Before I started writing this blog I read past the headlines of deaths of climbers, including the famous ones. Dying on a climb was something I avoided both in practice and in… I guess you’d call it concept or theory. I kept thoughts of dying climbing in the distance. But much of the news about climbing, except in the sources I typically refer to (see Mountain Links) are only talking of accidents and death; I just wanted news of attempts on jagged peaks.
Reading of climbing deaths in histories of Alaska or the Himalayas is somewhat detached. I notice deaths as if it were the death of Lou Gehrig — an important man in baseball from before my time, but I never had a reason to mourn.
In the process of obtaining best “inside track” for news on current climbing news through the American Alpine Club, climbing magazines in print and online and connections through social media, I’ve developed some relationships — a term I used in the broadest possible sense. Some I’ve conversed with once or twice, others I just follow like they are celebrities.
Along the way, my interest in them has developed a familiarity. When news came of Bjørn-Eivind Årtun’s death with his partner Stein-Ivar Gravdal on attempting a route in Norway, I did not react the way I have before. I couldn’t dismiss it. I felt I knew him. He climbed with Colin Haley on Mount Foraker. He was strong and progressive.
Then there was Michael Ybarra. I didn’t follow him, but I knew about him from his writing in the Wall Street Journal. Then Yan Dongdong — a pioneer of Chinese alpinism — and just recently, Roger Payne. Roger left his wife, Julie Ann Clyma.
I wanted to hear more from them. I wanted to hear about their next ascent or plans to tackle something in Sichuan. I wanted them one day to say, I’m too old for this, go on into old age and die comfortably in their easy chair with family or their life partner nearby.
These climbers are heroes and people that inspire us and some of us live vicariously through. Hearing of their demise in their pursuit for their next objective — their quest for happiness, arguably — makes their conclusion harder to take. They’re end is not like that of hearing about your favorite actor or baseball player; actors don’t die from the risks of their performance and ball players don’t pass away from the conditions in the outfield.
My climbing heroes die doing what I want to do. It doesn’t make me appreciate climbing less — at least I don’t think so. At the moment, it adds a more complex, personal element about my acquaintance’s humanity and my own.
So to Bjørn-Eivind, Michael, Dongdong and Roger… Thanks for sharing your stories.
And thank you for dropping by yet again. If you got something out of this post, you might want to consider following me on Facebook or Twitter because I believe climbing matters, even though we work nine to five.
When the danger of climbing is so up in your face like that, how do you continue to climb?
Earlier this season, a young woman died climbing at the Gunks.

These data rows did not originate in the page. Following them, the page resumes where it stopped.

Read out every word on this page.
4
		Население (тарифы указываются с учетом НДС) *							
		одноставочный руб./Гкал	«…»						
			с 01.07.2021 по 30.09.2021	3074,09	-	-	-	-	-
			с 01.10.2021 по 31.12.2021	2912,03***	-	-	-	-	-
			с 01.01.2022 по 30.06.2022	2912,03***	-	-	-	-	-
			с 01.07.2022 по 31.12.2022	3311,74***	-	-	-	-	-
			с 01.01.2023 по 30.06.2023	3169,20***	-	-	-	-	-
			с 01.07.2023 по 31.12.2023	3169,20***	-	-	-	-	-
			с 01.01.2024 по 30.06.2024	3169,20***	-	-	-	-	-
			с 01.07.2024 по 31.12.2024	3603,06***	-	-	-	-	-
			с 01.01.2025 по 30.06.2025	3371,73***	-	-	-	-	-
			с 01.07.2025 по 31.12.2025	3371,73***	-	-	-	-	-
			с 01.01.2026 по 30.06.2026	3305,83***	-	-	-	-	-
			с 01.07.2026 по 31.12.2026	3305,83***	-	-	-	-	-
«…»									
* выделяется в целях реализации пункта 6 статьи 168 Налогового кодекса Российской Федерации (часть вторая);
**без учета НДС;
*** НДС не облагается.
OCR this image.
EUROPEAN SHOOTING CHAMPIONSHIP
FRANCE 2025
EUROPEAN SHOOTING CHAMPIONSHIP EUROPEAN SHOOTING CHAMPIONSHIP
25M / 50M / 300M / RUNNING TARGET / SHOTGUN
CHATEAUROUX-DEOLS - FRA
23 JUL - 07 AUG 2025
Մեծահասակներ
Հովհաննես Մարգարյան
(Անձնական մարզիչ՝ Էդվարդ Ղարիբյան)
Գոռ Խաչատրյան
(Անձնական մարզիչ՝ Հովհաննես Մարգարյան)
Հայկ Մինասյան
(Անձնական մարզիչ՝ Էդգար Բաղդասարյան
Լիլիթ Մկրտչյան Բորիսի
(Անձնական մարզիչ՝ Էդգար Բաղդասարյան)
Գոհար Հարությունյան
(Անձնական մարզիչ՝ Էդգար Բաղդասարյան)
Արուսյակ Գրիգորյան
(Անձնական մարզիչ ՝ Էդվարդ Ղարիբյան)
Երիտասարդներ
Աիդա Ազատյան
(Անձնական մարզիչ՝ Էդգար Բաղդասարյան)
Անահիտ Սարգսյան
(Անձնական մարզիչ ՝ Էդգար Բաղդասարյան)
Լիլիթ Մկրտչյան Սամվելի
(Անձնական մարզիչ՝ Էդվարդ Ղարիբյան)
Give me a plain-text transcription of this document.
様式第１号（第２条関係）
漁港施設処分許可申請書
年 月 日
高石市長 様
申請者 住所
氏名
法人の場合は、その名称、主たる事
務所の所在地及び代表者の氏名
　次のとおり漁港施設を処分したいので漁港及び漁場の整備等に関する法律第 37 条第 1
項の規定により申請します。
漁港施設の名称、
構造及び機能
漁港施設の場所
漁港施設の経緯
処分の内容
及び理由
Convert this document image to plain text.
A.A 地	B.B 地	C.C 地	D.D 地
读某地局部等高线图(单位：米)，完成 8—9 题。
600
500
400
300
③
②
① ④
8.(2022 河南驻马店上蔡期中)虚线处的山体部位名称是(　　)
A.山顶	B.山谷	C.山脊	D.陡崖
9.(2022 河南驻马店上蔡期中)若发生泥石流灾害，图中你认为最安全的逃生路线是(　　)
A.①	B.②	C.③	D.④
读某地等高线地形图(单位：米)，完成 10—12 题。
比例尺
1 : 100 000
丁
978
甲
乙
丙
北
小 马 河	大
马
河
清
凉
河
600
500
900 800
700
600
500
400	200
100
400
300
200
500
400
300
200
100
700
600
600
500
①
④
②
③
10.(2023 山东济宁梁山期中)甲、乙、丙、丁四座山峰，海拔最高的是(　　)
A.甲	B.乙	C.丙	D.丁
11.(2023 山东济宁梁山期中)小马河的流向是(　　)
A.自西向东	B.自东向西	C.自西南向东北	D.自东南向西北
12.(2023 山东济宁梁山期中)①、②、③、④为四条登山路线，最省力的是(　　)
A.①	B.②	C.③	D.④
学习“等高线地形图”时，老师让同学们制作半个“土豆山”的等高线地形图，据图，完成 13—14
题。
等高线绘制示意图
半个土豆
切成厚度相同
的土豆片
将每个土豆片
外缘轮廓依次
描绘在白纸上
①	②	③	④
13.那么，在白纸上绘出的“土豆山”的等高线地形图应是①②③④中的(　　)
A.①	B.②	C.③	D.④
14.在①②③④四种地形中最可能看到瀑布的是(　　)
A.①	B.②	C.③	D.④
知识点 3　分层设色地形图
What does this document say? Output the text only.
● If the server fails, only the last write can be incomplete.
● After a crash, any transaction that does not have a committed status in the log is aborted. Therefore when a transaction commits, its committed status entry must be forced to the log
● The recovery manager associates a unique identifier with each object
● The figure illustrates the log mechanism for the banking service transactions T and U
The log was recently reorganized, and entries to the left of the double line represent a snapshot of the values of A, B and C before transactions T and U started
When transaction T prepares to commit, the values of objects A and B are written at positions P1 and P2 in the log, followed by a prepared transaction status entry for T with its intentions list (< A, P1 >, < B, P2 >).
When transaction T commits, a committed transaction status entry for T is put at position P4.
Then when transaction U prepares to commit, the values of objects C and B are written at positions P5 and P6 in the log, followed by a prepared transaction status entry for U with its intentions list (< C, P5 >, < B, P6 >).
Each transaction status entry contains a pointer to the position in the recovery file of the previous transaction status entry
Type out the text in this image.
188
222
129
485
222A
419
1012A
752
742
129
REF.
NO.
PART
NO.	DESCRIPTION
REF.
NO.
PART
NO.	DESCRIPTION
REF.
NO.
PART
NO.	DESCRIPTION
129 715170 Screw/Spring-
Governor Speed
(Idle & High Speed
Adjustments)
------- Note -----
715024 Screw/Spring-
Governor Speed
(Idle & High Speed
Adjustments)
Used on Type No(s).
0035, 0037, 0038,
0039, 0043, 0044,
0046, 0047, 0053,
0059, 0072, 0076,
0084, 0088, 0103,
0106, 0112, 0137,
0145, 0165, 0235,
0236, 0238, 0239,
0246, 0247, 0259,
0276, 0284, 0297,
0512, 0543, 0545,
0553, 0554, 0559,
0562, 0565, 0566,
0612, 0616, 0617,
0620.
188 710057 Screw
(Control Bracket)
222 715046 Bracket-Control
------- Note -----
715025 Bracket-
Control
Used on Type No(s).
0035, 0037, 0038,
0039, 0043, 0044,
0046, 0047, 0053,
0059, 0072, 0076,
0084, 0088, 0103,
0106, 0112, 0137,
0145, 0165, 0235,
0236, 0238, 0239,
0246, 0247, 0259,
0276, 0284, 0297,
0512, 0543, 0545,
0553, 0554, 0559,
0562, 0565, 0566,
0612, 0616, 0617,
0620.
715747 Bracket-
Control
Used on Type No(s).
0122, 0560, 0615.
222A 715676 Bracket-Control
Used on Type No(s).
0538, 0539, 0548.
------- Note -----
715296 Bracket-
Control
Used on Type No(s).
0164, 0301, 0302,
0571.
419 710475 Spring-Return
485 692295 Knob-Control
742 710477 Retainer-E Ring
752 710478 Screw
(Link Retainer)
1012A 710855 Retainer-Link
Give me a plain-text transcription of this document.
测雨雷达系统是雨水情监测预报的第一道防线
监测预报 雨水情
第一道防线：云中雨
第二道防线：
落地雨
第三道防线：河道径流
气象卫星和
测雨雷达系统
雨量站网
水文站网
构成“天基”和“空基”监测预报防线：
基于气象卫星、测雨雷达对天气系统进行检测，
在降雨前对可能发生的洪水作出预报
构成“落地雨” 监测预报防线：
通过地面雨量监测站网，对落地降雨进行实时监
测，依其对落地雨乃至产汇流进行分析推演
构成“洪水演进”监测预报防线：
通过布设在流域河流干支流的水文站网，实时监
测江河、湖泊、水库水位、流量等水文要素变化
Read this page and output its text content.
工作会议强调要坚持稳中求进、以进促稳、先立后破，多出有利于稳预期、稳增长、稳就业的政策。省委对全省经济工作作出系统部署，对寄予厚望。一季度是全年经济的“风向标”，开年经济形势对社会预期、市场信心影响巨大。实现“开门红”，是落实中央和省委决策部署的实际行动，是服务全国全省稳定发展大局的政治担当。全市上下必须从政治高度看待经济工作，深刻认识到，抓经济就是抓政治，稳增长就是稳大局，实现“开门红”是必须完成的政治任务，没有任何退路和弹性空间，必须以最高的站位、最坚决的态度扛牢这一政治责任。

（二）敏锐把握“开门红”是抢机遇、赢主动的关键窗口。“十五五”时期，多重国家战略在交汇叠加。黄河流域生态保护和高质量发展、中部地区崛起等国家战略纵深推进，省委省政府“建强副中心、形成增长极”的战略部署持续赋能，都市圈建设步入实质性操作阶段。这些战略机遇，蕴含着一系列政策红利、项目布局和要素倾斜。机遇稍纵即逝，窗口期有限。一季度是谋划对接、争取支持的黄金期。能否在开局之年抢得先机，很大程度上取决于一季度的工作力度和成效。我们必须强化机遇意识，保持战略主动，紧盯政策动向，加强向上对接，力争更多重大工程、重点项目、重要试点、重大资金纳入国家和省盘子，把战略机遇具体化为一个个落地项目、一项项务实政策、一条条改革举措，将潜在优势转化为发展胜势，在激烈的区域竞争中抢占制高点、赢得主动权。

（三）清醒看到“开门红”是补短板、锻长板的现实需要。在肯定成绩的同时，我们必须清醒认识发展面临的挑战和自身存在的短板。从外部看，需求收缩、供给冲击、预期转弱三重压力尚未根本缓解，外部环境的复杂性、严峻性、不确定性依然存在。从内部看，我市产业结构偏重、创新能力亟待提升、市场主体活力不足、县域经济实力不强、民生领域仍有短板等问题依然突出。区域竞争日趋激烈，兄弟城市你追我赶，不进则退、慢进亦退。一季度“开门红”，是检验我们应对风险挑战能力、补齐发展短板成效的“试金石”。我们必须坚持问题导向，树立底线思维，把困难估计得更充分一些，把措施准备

It was her first day climbing ever and her top-rope anchor failed resulting in a ground fall from near the top of the climb. I didn’t know her. The closest I was to the whole thing is that a friend of my husband’s was guiding nearby when it happened. Still, every time I walk the carriage road into the Uberfall, I have to pass by the very spot where she died. For a few weeks after the event, I was shaky in everything I did- checking knots & anchors 5 or 6 times before committing to them. Not fully trusting my partners. I know to a certain extent, this type of paranoia in climbing is what keeps us alive while playing at this dangerous game, but trust me when I say I’ve taken paranoia to a whole new level.
When I hear of an accident at the cliffs, I often won’t go near those climbs for months or sometimes years. It took years after a death on the route for me to climb Three Pines. When someone flung themselves off the the climb and cratered near the base of Frog’s Head, I wouldn’t climb it for the rest of the season. How we continue to climb when death is so close sometimes it almost seems to be tapping us on the shoulder is a mystery to me. I suppose we manage to do it in the same way we manage to love again after having our hearts broken over and over again.